Because everything is open source, anyone can audit the behavior of Hyliquid and its server, run their own prover, or fork the system to build alternate matching engines.
But because execution happens entirely off-chain, no sensitive information is shown onchain or even to the sequencing server.
Verifiable execution with Merkle trees
Running a full orderbook in a zkVM requires careful optimization. Hyliquid uses merkle trees to ensure the prover only loads what it needs. The protocol guarantees that loaded values are part of the committed state and properly ordered, minimizing the proving cost while maintaining full verifiability.
This design is optimized for low cost without sacrificing security. Every state transition can be verified, but the prover doesn't wastefully re-execute unnecessary operations.
Why this matters
Hyliquid is a blueprint for what becomes possible when proofs are core primitives rather than bolt-on features.

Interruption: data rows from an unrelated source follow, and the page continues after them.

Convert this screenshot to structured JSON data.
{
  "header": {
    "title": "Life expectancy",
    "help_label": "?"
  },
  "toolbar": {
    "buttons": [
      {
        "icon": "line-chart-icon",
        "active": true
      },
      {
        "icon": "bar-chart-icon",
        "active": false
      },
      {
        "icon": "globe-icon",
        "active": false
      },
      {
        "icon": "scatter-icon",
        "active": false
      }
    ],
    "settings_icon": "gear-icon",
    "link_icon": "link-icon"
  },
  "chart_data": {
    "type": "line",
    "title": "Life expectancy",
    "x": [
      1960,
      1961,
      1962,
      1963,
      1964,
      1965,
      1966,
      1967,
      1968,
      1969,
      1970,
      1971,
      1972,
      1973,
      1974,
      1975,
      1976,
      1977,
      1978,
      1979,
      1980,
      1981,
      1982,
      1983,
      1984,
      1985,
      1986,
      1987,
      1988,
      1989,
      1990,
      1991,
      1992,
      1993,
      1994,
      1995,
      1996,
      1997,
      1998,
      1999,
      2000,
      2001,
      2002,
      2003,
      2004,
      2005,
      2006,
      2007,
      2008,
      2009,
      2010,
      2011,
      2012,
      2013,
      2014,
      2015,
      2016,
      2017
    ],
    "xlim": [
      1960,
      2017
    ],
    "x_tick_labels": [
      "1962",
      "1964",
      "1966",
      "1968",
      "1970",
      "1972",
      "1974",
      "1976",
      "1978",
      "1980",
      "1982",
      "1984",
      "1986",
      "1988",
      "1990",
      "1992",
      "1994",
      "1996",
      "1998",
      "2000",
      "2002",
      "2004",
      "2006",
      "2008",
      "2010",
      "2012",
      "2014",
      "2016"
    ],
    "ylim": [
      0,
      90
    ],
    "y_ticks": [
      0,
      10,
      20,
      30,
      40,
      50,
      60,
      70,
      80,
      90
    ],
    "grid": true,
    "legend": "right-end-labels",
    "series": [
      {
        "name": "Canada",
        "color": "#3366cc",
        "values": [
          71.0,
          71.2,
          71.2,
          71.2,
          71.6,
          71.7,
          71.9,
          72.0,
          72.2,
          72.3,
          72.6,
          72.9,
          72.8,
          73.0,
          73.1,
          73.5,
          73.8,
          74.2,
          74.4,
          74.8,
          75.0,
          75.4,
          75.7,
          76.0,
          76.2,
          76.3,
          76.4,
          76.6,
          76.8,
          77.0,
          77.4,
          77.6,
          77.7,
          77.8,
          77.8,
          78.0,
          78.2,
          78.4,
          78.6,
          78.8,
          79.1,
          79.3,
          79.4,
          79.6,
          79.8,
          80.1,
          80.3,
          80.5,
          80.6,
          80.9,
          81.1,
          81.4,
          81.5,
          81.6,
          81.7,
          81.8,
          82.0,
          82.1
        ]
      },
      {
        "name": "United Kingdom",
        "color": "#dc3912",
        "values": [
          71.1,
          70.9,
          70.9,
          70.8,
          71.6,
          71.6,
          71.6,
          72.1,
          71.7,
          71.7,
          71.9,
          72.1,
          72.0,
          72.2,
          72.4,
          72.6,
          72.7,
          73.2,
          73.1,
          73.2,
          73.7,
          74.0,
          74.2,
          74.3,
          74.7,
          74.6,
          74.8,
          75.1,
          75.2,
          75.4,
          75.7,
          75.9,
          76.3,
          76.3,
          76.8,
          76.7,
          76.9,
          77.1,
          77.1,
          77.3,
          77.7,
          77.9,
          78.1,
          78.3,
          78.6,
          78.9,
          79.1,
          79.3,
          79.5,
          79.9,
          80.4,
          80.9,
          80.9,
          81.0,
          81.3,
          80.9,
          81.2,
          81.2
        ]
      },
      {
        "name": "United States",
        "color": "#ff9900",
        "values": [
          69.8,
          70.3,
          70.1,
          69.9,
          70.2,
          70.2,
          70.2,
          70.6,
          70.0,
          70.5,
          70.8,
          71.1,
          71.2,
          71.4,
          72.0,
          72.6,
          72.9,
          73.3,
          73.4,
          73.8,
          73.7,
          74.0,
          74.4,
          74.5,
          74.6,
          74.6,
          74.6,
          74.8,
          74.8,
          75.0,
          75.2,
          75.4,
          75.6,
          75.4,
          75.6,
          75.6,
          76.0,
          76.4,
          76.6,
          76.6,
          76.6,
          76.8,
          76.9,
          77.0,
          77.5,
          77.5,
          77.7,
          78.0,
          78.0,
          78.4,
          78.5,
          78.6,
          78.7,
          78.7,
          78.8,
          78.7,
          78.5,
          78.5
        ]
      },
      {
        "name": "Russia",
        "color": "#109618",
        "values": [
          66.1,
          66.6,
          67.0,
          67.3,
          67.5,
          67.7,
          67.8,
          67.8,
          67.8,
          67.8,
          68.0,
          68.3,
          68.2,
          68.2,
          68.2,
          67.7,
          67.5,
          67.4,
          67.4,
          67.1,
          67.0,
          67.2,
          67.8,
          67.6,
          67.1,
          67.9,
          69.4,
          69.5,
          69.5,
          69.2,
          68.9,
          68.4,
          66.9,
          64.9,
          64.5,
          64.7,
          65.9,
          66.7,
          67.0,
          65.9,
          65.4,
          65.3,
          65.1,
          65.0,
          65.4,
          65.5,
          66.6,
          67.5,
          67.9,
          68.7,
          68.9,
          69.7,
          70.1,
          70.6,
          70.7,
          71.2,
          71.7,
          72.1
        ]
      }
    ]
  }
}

By enshrining verification into the base layer and keeping execution fully off-chain, Hyli makes it straightforward to build applications that don't compromise on privacy, performance, or security.
This is what we mean when we talk about proof-powered infrastructure. It's not about adding zero-knowledge proofs to an existing system. It's about designing the system from the ground up around verifiable execution, so builders can focus on their product instead of manually plumbing together execution, proving, and settlement.
Hyliquid is fully open, fully reproducible, and ready to fork.